-ya bugün öğrendim ki dünya üzerindeki herhangi bir şey sadece bir şey için yaratılmış. şimdi mesela, elinde pas sökücü var diyelim. bunu pas olan yere sürersen pas gidiyor; ama pas olmayan yere “buralara da sürelim ki ileride pas olmasın.” zihniyetiyle sürünce dakikasına pas oluyor. tuhaf, tuhaf ama; anladım.
-en iyi arkadaşının, en iyi arkadaşı olmadığını öğrenmenden daha moral bozucu bir şey olamaz sanırım bu dünyada. büyük ihtimal anlamadınız. anlatayım: ali, ahmet’i en iyi arkadaşı olarak görüyor. ahmet’in en iyi arkadaşı ise aybars; aybars’ın da en iyi arkadaşı ahmet. işte ali’nin durumu bunu öğrendiği zaman çok kötü.

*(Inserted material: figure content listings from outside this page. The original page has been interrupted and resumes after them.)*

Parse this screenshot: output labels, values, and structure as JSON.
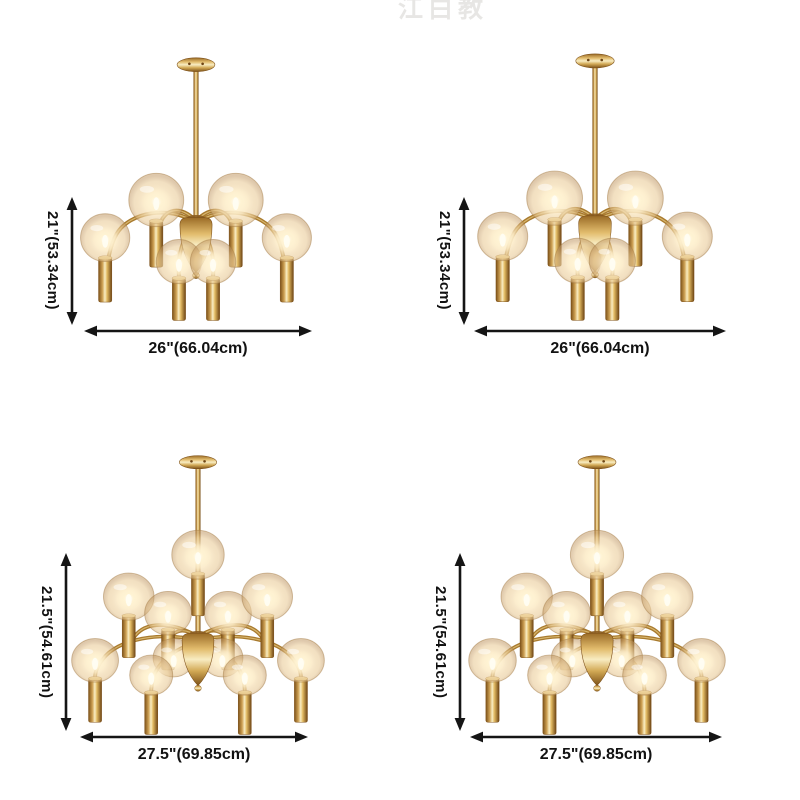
{
  "watermark": {
    "text": "江白教"
  },
  "colors": {
    "background": "#ffffff",
    "dimension_lines": "#151515",
    "brass": "#b5853c",
    "brass_dark": "#7c5118",
    "brass_highlight": "#f8ecc2",
    "globe_glow": "#fff6da"
  },
  "products": [
    {
      "name": "8-light brass globe chandelier",
      "position": "top-left",
      "height_label": "21\"(53.34cm)",
      "width_label": "26\"(66.04cm)"
    },
    {
      "name": "8-light brass globe chandelier",
      "position": "top-right",
      "height_label": "21\"(53.34cm)",
      "width_label": "26\"(66.04cm)"
    },
    {
      "name": "12-light brass globe chandelier",
      "position": "bottom-left",
      "height_label": "21.5\"(54.61cm)",
      "width_label": "27.5\"(69.85cm)"
    },
    {
      "name": "12-light brass globe chandelier",
      "position": "bottom-right",
      "height_label": "21.5\"(54.61cm)",
      "width_label": "27.5\"(69.85cm)"
    }
  ]
}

-turuncu 5210’um seni hala seviyorum ama çok kullanışsız oldun be abi.
-bütün yazdıklarımı küçük harflerle yazıp dikkat çekme peşindeyim; bu zamana kadar anlamadınızsa daha da gelmeyin buralara, devamını da okumayın. hıh!

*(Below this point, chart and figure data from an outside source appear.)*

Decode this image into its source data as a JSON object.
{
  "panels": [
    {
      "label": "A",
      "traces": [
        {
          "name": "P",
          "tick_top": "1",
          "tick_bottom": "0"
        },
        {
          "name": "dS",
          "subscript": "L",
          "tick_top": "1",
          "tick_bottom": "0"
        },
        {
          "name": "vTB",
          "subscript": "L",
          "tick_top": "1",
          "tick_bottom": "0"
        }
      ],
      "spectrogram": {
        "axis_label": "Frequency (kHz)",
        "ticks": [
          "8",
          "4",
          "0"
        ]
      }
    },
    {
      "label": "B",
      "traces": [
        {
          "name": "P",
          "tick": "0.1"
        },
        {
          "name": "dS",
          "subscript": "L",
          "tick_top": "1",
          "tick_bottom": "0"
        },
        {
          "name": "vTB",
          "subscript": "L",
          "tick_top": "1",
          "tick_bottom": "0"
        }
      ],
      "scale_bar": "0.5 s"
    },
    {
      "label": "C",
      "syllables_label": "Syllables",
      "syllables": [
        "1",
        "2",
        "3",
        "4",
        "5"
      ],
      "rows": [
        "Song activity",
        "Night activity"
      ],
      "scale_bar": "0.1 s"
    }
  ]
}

-şey mesela dolmuş bir küvet düşünün. böyle köpürmüş filan olsun. ne deniyordu ona “köpük banyosu” mu ne ama küvette yatarak. sonra orda yıkandığınızı düşünün. -ızı ekine dikkat yalnız yanınızda biri daha olacak. ehm ehm iyice “pretty woman”a bağladık. şeyyy, yok bence güzel ya… dolu küvet ne bileyim, çekiyor beni. her defasında doldurmak istiyorum ama hem uzun sürer diye; hem de annemin şarlamasından tırstığım için hep erteliyorum. ekimde kendi evimde inşallah bu hayalimi gerçekleştiricem. (“gerçekleştireceğim” bile yazmıyorum; o kadar, düşünün artık.) bir de sarı oyuncak civcivi olan varsa bir zahmet kargo. pls, öptüm, kib, bye, aeo.
-küvet dedim de şey vardı. pikaçum vardı benim amipken. yıkanırken o delikten düşmüştü. sanırım kinderden filan çıkmıştı. ufacıktı. üzülmüştüm. ama az.

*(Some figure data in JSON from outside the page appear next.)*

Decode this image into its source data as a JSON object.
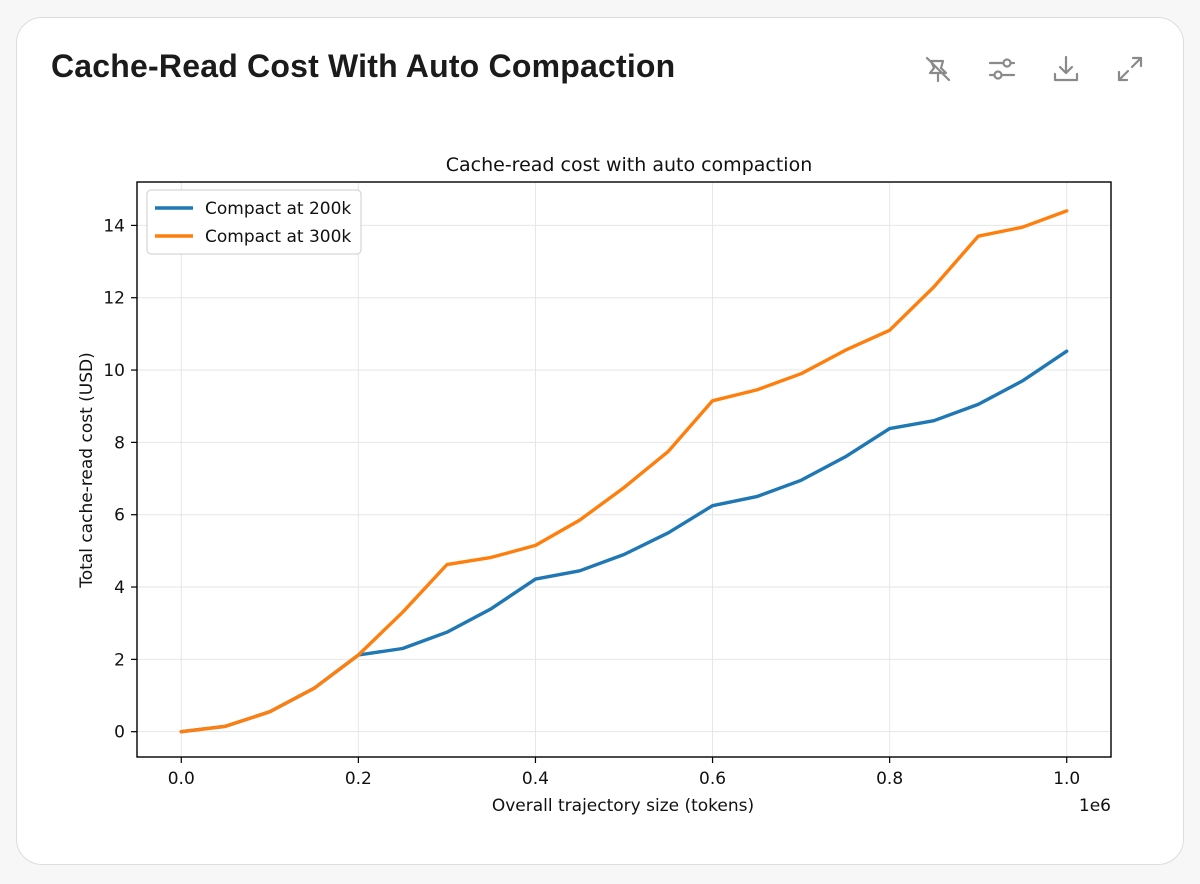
{
  "card": {
    "title": "Cache-Read Cost With Auto Compaction",
    "toolbar": [
      {
        "icon": "pin-off-icon",
        "label": ""
      },
      {
        "icon": "sliders-icon",
        "label": ""
      },
      {
        "icon": "download-icon",
        "label": ""
      },
      {
        "icon": "expand-icon",
        "label": ""
      }
    ]
  },
  "colors": {
    "series_200k": "#1f77b4",
    "series_300k": "#ff7f0e",
    "icon": "#8a8a8a",
    "grid": "#e6e6e6"
  },
  "chart_data": {
    "type": "line",
    "title": "Cache-read cost with auto compaction",
    "xlabel": "Overall trajectory size (tokens)",
    "ylabel": "Total cache-read cost (USD)",
    "x_offset_label": "1e6",
    "xlim": [
      -0.05,
      1.05
    ],
    "ylim": [
      -0.7,
      15.2
    ],
    "xticks": [
      0.0,
      0.2,
      0.4,
      0.6,
      0.8,
      1.0
    ],
    "xtick_labels": [
      "0.0",
      "0.2",
      "0.4",
      "0.6",
      "0.8",
      "1.0"
    ],
    "yticks": [
      0,
      2,
      4,
      6,
      8,
      10,
      12,
      14
    ],
    "ytick_labels": [
      "0",
      "2",
      "4",
      "6",
      "8",
      "10",
      "12",
      "14"
    ],
    "grid": true,
    "legend_position": "top-left",
    "series": [
      {
        "name": "Compact at 200k",
        "x": [
          0.0,
          0.05,
          0.1,
          0.15,
          0.2,
          0.25,
          0.3,
          0.35,
          0.4,
          0.45,
          0.5,
          0.55,
          0.6,
          0.65,
          0.7,
          0.75,
          0.8,
          0.85,
          0.9,
          0.95,
          1.0
        ],
        "y": [
          0.0,
          0.15,
          0.55,
          1.2,
          2.12,
          2.3,
          2.75,
          3.4,
          4.22,
          4.45,
          4.9,
          5.5,
          6.25,
          6.5,
          6.95,
          7.6,
          8.38,
          8.6,
          9.05,
          9.7,
          10.52
        ]
      },
      {
        "name": "Compact at 300k",
        "x": [
          0.0,
          0.05,
          0.1,
          0.15,
          0.2,
          0.25,
          0.3,
          0.35,
          0.4,
          0.45,
          0.5,
          0.55,
          0.6,
          0.65,
          0.7,
          0.75,
          0.8,
          0.85,
          0.9,
          0.95,
          1.0
        ],
        "y": [
          0.0,
          0.15,
          0.55,
          1.2,
          2.12,
          3.3,
          4.62,
          4.82,
          5.15,
          5.85,
          6.75,
          7.75,
          9.15,
          9.45,
          9.9,
          10.55,
          11.1,
          12.3,
          13.7,
          13.95,
          14.4
        ]
      }
    ]
  }
}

-ah be ya ne dedim az önce. kinder ya. hatta: kinder (L) (bilmeyenler için onu yapınca kalp işareti çıkıyor heh; dünyadan haberiniz yok bikerem.)
-şey mesela. bir yemektesiniz davet filan etmişler sizi. bir sürü zırva. ve çorbayı höpürdeterek içenin sadece babanız olduğunu fark ettiğinizde yıkılıyorsunuz. bir ter basıyor ister istemez. ama sonra geçiyor.
-halamın kocası accayip zengin bir herif. fabrikaları var. her gün işe takım elbisesiyle filan gidiyor. hatta bir dolap dolusu kravatı ve takım elbisesi var sanırsam. (görmedim ama öyle hayal ediyorum.) ancak eve geldiğinde üzerine her gün ama her gün hardal sarısı tişortunu, altına da yıkanmaktan çekmiş ve rengi solmuş -normalde siyah olan ama şimdilerde koyu lacivertimsi gözüken- eşofmanını giyiyor ve bakıyor keyfine. gayet yolda görsen afedersin çöpçü bile demezsin o seviyeye düşüyor, o seviyedeki adam. her gelişinde mi aynı iki parçayı giyer? giyiyor işte. yapıyor bunu. şaşırıyorum. evde sanırım rahatlıyor bilemiyorum. evet bilemiyorum. o kadar şaşkınım ki bunu fark ettiğime hala kendime gelemedim. biri iki vur bana salih abi!!
-şeye de uyuz oldum. tan’a. güzelim zeki müren’in şarkısını bu meşhur etti resmen yeni jenerasyona. tan’dan dinliyorlar. şey ben veda ederken zeki müren versiyonunu koyayım da “ah bu şarkıların gözü kör olsun” diyelim.
-ciao.
bu şarkıyla adamda hasta hasta rakı içme isteği uyandırdın yazık günah değil mi:)
başlangıçtaki kibarlığı ne kadar hoş değil mi?
plaktan dinlemesi ise apayrı bir zevk:)
evet evet çok fena. çok çok ayrı bir zevk cidden ama içemiyorum ben sen de içme sırıt.
zekiciğim yahu,bu şarkıyı ondan dinlemeye de bayılırım.koyduğun görsele de bayıldım..
oyh! leziz olmuş her birisi. uykusuz'da alpay erdem böyle minik minik sıralıyor ya.
pek gülümseyerekten okudum! pikaçu. hehe.
bi de şunu sevdim: "tuhaf ama anladım."
"pikaçum vardı benim amipken"
ahahahahahaha, çok sevdim bu cümleyi.